He is VERY tame and very nice, about 2 months old and still squeaking.

The stork-marked female is also quite tame, can be taken outside without flyign off, likes to take baths with YOU and comes when called. She's white with black stork markings, and is about 3-4 months old. Both the mosaic and the female were my neighbor's pets (a gift from me several months ago), and she's suddenly decided she doesn't want them anymore after I spent several months making sure she really wanted them before gettign them for her.

the female is a bit aggressive, most likely due to not beign around other birds, but if very tame and with some work would make an excellent freind.

the nestmate to the Mosaic is also quite tame, he's just an extra bird with similar markings, a dark tortiose shelled male.

These birds can go to a loft or house.
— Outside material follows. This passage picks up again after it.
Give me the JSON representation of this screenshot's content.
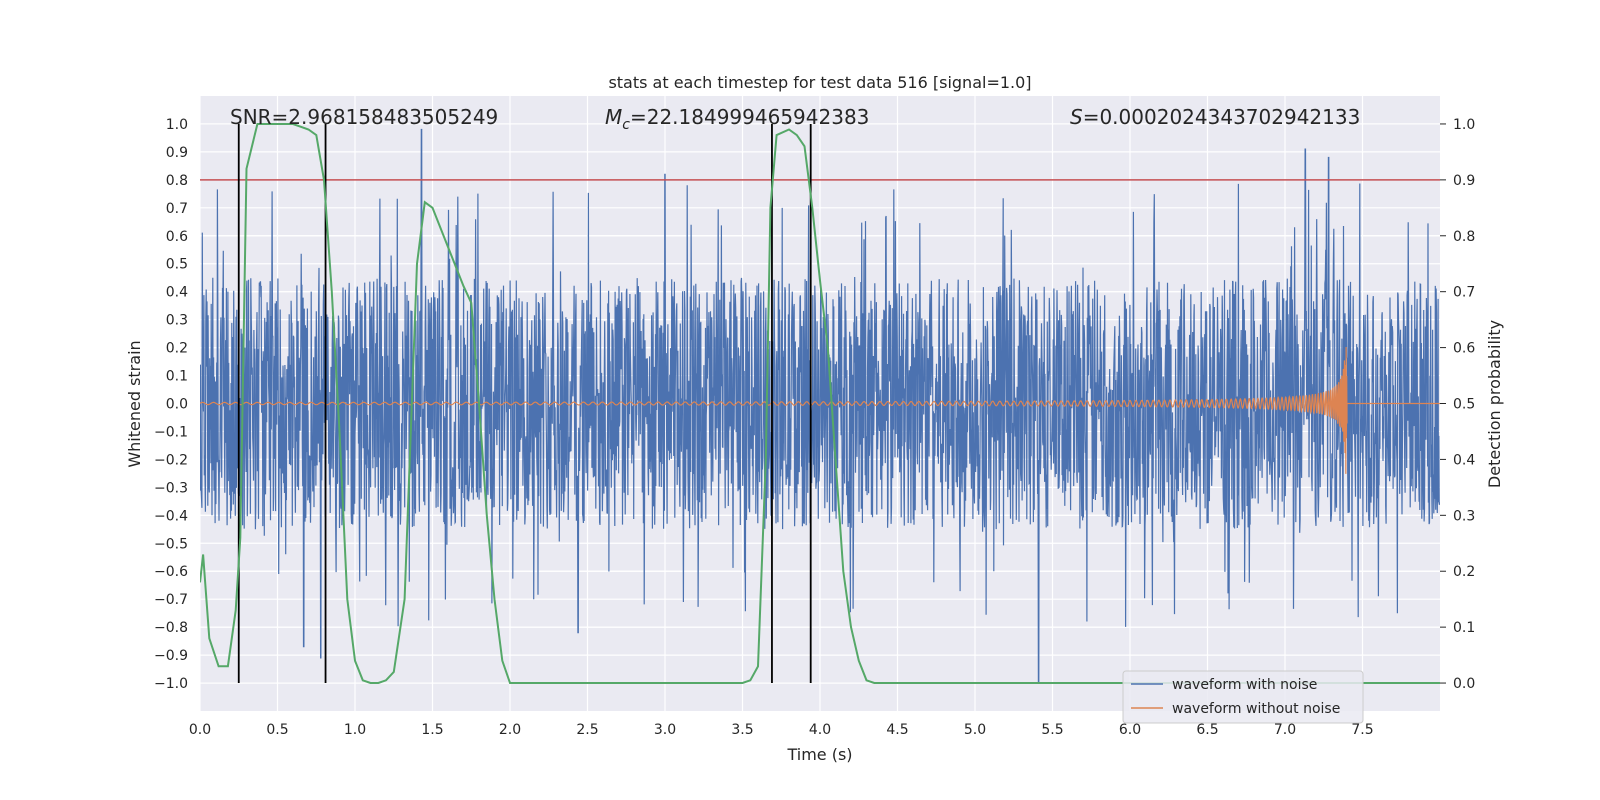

I'd keep them but my loft holds only 20 birds, and is FULL at the moment.

THE MOSAIC AND THE FEMALE MUST GO TOGETHER, the nest mate is an extra if you want him. 

I live in the DC area, so you can come get them or ship, whichever you like.

e-mail me at [email protected] or call at 703-217-1223

Thanks so much!

Suzanne Cook*


----------



## screamingeagle (Oct 16, 2002)

Sorry, I forgot to mention in my re-post that both birds are pet pigeons that my neighbor no longer wants. She'd been wanting pigeons for many months, and I spent so long educating her about what she'd have to do to care for one, and REALLY drilled into her what to expect to make SURE she really wanted one. And after only 2 months she decides she doesn't want to keep something that requires attention.

The female actually ended up bonding with her mother instead of her, since she never spent any time with it. the Mosaic male was meant to be a companion to her current female, but after a week of having the male as well, she decided she was done with keeping them. So now I am stuck because they are VERY tame, but I don't have any room in my own loft for her disowned pets.

So at the moment, they are still at her house, most likely caged up all day and going nuts. i'd really like to get them out of there, but the only way is into a new home.

She's giving away the cage too, which is a large wire dog kennel (very nice), so if you live somewhat near, you can take it all.

For the same of the birds, I am also posting this on Craigslist to get them out asap. So this is your one chance to own a mosaic who is also quite tame.

Thanks!!

Suzanne Cook


----------